The headline question in the Business section of Thursday’s Herald read: “Is $700 billion being spent wisely?”
At first this question brought to mind philosophy — defined as it is by its love of wisdom. But then a famous thought experiment constructed by the theoretical physicist Erwin Schroedinger in the 1930s flashed before my mind’s eye. It is called Schroedinger’s Cat, and it goes as follows:
A cat is placed in a box with a geiger-counter — and both with a radioactive atom. If the atom decays, and the geiger-counter detects an alpha particle, a hammer attached to the counter hits a flask of prussic acid and kills the cat.
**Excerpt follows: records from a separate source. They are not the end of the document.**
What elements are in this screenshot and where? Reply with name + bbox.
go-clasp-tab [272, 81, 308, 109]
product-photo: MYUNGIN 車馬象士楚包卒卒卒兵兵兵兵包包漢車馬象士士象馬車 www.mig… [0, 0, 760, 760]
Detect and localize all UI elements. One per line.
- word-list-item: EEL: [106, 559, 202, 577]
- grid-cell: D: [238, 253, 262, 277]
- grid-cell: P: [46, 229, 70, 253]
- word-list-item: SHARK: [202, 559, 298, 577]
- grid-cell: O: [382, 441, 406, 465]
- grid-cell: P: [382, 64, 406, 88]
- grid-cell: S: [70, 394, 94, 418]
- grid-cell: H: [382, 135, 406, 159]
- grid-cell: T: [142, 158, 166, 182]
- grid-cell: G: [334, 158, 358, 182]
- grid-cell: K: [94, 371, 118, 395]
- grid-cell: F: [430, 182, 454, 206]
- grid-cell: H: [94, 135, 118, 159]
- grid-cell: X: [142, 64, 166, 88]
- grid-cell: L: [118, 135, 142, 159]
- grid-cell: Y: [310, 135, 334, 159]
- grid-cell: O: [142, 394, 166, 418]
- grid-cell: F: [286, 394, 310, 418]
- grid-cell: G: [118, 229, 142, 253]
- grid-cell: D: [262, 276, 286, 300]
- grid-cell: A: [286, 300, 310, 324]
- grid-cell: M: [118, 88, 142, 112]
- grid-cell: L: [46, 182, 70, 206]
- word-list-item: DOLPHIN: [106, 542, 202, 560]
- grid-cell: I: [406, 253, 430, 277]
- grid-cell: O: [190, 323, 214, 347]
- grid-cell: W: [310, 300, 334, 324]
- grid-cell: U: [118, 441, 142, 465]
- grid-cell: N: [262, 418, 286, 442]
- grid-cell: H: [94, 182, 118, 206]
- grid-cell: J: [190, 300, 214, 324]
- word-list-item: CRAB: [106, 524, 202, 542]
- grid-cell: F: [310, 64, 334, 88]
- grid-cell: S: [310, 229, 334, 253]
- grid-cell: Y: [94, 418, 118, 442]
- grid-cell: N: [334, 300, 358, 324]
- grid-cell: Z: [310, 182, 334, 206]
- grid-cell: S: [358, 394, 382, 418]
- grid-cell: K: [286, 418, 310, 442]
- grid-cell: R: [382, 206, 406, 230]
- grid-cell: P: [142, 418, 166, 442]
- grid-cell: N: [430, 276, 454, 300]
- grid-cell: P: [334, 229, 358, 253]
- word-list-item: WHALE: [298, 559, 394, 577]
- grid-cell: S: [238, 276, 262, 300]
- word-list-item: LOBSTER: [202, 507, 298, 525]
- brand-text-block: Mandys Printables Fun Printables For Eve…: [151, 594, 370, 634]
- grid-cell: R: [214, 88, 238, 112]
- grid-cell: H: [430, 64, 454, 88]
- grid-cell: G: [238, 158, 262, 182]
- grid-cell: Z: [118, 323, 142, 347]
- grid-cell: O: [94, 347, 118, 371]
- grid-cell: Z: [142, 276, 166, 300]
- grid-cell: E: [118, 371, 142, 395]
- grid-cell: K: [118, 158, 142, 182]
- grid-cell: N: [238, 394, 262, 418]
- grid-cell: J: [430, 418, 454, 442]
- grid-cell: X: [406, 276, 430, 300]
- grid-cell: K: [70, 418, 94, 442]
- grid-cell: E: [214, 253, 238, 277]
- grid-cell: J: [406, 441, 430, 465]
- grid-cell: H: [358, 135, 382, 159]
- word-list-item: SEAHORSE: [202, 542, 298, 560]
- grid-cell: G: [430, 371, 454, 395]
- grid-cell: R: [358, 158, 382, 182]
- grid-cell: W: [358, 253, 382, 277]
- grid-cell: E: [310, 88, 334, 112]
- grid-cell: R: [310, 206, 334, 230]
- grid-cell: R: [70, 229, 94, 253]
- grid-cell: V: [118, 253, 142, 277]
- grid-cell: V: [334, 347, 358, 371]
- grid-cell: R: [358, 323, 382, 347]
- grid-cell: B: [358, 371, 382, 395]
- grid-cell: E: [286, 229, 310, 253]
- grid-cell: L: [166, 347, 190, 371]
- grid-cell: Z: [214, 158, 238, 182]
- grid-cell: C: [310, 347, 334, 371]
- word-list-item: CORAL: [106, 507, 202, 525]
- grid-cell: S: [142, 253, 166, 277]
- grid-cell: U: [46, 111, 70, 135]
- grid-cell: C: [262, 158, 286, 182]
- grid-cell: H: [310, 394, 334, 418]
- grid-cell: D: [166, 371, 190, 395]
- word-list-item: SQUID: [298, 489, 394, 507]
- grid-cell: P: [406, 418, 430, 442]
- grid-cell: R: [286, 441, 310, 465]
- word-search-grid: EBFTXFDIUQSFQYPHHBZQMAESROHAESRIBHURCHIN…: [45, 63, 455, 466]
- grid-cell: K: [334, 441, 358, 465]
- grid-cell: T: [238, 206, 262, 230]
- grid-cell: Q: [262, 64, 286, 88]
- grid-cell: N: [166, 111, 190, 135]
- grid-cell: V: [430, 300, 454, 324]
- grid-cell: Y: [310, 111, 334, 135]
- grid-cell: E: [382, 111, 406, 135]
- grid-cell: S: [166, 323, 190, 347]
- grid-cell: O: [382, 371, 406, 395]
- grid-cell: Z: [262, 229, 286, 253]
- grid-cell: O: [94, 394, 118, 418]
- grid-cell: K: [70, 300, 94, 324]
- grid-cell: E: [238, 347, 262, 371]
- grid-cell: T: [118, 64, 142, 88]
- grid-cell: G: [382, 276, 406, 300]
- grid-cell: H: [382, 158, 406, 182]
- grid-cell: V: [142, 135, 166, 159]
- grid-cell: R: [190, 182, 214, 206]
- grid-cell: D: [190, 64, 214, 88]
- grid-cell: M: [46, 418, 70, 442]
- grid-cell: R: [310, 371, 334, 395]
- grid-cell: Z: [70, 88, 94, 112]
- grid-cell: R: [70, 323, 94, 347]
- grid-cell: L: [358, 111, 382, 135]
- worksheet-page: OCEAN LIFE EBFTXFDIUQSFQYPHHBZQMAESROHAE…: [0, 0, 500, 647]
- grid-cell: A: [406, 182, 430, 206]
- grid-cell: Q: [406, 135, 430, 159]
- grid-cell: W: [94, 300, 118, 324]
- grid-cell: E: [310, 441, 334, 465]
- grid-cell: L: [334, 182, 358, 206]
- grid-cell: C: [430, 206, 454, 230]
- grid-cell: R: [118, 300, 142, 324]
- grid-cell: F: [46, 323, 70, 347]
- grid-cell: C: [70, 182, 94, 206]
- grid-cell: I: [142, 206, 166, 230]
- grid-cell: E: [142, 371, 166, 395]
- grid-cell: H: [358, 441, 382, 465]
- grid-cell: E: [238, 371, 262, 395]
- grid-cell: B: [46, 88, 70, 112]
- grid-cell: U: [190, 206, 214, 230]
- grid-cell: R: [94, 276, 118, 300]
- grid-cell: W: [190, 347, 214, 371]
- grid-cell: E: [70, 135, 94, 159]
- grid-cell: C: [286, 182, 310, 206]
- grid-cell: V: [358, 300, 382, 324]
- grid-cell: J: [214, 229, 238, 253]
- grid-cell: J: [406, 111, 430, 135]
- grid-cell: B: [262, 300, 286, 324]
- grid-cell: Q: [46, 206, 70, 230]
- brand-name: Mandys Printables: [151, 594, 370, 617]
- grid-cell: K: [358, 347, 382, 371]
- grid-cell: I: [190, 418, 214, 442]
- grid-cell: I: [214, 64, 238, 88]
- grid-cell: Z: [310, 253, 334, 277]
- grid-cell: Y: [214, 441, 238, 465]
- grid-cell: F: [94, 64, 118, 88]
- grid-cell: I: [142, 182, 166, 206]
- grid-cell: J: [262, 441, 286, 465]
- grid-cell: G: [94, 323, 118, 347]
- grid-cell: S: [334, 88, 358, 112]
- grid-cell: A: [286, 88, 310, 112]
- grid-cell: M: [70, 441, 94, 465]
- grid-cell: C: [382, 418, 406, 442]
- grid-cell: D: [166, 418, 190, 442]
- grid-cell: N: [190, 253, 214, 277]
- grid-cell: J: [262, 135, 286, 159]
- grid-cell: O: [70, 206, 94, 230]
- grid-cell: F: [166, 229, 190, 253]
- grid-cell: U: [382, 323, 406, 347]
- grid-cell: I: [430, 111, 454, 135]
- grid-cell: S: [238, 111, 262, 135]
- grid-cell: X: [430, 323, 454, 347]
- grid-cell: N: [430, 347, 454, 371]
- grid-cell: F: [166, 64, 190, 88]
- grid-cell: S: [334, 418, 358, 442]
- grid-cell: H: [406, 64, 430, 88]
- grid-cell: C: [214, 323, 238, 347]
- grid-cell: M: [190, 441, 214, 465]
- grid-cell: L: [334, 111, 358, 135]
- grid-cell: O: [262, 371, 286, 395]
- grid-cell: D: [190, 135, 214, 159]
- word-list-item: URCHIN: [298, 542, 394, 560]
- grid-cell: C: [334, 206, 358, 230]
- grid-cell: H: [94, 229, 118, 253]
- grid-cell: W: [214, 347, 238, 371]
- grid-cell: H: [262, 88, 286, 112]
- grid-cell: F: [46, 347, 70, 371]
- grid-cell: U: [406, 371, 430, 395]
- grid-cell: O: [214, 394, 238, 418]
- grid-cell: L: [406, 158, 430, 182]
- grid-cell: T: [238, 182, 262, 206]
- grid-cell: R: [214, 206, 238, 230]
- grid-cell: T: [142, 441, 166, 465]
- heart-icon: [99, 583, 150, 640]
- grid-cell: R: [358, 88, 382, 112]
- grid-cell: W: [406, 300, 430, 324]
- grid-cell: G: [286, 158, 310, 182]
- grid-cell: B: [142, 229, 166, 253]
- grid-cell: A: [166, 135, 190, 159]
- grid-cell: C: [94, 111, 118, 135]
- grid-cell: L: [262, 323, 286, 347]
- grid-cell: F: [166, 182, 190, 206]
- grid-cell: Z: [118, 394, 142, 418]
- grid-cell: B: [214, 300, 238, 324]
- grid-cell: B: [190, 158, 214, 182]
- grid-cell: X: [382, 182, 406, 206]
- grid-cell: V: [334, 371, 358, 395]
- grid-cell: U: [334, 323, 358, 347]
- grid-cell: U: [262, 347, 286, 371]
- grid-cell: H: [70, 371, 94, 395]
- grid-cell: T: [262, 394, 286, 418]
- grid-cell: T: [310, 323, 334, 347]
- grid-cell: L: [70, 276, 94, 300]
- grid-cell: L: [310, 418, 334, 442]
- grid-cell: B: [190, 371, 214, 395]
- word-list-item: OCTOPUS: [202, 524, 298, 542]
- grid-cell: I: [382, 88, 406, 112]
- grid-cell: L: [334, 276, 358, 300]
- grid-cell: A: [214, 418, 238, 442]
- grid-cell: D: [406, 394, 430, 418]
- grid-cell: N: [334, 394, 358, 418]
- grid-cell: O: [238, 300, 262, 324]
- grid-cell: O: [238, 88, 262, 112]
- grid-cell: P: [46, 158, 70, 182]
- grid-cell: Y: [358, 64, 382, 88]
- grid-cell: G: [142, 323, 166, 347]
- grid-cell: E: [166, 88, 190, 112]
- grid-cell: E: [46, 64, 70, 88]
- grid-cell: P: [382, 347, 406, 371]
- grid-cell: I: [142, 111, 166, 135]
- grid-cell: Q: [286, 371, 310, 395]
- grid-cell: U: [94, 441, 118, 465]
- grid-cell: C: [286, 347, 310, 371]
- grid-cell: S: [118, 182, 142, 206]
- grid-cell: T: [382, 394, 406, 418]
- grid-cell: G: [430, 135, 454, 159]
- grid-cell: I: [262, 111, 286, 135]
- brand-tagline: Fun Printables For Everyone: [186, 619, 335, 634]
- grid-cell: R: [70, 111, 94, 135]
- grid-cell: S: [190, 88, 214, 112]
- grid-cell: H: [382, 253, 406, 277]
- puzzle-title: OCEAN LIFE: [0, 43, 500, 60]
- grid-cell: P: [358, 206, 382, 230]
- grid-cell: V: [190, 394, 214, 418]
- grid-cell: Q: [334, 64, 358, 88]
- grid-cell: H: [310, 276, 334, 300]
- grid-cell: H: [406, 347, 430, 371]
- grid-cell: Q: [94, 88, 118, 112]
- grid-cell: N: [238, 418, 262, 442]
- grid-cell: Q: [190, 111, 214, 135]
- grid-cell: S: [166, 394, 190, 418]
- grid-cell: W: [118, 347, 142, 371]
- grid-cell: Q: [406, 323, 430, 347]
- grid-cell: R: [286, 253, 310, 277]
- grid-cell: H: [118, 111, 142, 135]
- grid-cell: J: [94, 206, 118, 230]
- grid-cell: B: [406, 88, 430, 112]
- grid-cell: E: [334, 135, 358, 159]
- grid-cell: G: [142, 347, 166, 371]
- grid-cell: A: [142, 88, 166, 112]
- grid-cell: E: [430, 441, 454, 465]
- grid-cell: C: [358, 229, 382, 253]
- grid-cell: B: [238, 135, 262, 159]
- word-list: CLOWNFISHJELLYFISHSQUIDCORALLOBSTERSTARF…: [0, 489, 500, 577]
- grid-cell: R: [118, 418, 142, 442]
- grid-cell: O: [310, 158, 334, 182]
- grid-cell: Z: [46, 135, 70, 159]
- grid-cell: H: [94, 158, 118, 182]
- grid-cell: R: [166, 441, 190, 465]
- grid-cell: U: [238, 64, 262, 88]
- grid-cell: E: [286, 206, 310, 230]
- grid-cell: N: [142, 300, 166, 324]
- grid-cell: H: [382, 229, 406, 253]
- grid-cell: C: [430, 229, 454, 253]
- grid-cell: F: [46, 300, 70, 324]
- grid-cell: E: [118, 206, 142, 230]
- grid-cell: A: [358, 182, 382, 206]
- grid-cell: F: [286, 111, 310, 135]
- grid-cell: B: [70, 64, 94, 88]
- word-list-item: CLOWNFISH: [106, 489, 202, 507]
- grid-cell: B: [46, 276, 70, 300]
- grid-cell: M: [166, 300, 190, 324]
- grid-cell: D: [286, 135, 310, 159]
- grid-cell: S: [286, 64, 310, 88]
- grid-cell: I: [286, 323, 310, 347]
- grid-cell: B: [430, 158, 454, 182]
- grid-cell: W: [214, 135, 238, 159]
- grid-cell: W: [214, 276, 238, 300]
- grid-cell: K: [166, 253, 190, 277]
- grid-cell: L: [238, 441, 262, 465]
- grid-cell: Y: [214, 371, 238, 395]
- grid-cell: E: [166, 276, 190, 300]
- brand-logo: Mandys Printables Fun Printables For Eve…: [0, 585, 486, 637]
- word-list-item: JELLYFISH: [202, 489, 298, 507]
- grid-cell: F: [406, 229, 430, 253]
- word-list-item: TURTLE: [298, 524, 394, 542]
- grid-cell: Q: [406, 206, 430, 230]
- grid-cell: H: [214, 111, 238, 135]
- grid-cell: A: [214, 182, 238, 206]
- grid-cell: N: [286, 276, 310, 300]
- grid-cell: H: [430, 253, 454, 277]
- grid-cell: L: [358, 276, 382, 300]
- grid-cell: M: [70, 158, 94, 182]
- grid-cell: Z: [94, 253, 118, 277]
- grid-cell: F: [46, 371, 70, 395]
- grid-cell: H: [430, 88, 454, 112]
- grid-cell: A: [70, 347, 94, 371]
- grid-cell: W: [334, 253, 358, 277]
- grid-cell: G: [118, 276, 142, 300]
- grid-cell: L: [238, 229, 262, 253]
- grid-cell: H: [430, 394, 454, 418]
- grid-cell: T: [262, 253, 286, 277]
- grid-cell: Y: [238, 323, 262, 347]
Before an observer opens the box, however, the cat’s fate is tied to the state of the atom, which to the observer is neither decayed nor undecayed. And here comes the zinger: The state of the cat before the box is opened is both dead and alive!
OK, so where’s the money? A nonphilosophical but classical question. The quantum question following Schroedinger’s Cat is: What’s the state of the $700 billion before the bank vaults are opened if it is tied to an economy that is neither decayed nor undecayed? That state probably does depend upon the effect of the economy on the regulatory agencies or not … after all, the hammer cannot fall unless there is economic decay. Isn’t it time to open the #*&^# box?!